At the Discover tradeshow, HPE focused a lot on AI training in high-performance computing and via GreenLake software offerings.

Arti Garg

While much of HPE's strategy is focused on training, there's "a lot more to come on the inference side, a lot more interesting things. To me strategically, it's very important that we have both the model training and the model inference and deployment," Garg said.

HPE's focus is on AI and to provide the computational backbone to solve very large problems.

HPE has built the world's official fastest supercomputer, called Frontier, which is deployed at the Oak Ridge National Laboratory. The computer scored an HPL-AI benchmark of 6.86 exaflops, making it the fastest AI computer in the world, and three times faster than the world's second fastest computer, Fugaku, which had a benchmark of around 2 exaflops.
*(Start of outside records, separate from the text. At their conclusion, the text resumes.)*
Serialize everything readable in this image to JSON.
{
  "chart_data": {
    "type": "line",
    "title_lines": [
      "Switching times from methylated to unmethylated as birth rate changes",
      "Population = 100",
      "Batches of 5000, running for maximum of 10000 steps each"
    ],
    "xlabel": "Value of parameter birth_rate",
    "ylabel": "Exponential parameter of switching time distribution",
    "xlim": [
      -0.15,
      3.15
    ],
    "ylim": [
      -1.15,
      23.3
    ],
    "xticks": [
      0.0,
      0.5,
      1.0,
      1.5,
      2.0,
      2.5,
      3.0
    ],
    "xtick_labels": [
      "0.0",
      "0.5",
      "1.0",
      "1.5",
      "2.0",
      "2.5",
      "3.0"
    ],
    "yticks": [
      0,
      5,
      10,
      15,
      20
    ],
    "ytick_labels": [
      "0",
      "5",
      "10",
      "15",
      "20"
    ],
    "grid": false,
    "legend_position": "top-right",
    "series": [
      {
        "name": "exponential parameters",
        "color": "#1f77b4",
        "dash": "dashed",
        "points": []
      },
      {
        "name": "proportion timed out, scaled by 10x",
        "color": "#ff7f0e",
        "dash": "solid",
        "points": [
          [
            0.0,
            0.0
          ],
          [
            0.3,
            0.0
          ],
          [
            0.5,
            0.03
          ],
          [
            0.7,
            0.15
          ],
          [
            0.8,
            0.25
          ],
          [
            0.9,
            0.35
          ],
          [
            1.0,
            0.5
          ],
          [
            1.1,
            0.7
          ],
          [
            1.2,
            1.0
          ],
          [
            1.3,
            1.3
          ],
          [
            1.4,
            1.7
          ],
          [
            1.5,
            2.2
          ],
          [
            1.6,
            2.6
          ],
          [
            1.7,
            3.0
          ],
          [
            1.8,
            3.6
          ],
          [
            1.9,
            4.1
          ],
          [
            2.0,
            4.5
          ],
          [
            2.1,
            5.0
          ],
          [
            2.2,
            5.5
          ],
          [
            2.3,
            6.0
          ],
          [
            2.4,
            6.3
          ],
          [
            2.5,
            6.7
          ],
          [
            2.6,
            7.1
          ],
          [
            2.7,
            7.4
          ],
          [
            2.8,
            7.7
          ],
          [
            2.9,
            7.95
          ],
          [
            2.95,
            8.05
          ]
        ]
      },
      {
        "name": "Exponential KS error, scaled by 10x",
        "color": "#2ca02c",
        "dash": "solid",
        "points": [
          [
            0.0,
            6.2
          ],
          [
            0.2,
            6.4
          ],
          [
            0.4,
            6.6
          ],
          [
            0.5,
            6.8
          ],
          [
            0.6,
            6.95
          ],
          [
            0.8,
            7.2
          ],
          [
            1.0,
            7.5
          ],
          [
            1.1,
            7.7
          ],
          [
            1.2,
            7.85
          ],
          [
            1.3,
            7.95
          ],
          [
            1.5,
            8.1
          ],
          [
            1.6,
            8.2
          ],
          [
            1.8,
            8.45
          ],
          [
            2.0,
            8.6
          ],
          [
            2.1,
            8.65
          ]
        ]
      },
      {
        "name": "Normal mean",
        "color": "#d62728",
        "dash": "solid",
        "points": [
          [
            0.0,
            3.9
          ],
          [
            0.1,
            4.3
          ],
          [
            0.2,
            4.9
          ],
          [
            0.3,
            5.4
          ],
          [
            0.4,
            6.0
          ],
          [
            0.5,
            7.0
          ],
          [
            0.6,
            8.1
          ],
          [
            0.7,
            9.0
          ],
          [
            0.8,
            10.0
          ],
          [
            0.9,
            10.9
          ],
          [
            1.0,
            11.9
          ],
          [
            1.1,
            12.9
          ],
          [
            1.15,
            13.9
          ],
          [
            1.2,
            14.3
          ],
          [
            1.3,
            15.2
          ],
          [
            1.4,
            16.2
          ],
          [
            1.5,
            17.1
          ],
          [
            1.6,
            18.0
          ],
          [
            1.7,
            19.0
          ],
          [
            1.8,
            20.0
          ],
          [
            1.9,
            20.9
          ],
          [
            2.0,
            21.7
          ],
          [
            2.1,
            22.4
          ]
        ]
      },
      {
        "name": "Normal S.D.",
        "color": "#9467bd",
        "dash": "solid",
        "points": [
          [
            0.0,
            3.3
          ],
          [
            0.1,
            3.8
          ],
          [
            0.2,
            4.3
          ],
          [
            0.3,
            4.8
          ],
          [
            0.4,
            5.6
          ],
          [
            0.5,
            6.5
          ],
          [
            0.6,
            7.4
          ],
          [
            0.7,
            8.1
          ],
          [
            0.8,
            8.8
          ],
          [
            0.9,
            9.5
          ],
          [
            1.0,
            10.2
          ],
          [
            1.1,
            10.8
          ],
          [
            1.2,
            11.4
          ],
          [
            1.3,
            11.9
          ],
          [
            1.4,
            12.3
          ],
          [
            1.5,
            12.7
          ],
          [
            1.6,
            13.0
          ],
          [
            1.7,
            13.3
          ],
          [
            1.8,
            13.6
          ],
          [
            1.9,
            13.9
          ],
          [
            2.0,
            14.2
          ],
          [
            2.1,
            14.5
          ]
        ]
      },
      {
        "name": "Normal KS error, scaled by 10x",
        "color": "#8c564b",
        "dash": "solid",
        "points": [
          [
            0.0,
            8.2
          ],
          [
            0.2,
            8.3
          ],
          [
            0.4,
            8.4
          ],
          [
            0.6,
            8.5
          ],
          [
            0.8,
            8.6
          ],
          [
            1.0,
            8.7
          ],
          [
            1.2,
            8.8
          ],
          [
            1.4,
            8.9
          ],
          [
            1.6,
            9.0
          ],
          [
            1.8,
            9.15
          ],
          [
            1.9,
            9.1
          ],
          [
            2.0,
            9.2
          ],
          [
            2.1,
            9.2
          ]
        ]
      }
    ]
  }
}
"We think that the data center is probably going to have more than one processor architecture, there may be other hybrid storage, different speeds of storage and things like that. We also want to be exploring what are some of the cutting-edge new architectures and processors designed specifically to support some AI workloads," Garg said.

One example of an HPE experiment with AI processors includes a system built with an AI chip from Cerebras Systems, which is deployed at the Leibniz Supercomputing Centre in Germany. HPE paired its Superdome Flex server with Cerebras' AI system, which has a chip called CS-2.

The company is also playing a role as a system integrator to fill the gap between academia -- where much of the cutting-edge AI research is taking place -- and the corporate world, where real-world AI implementations are taking place.

HPE last year acquired Determined AI, which is powering the machine learning development environment and the software platform for newer systems focused on ML development.

“The purpose of the ML development environment is really essentially making it easy for data scientists to collaborate and train deep learning models,” Garg said.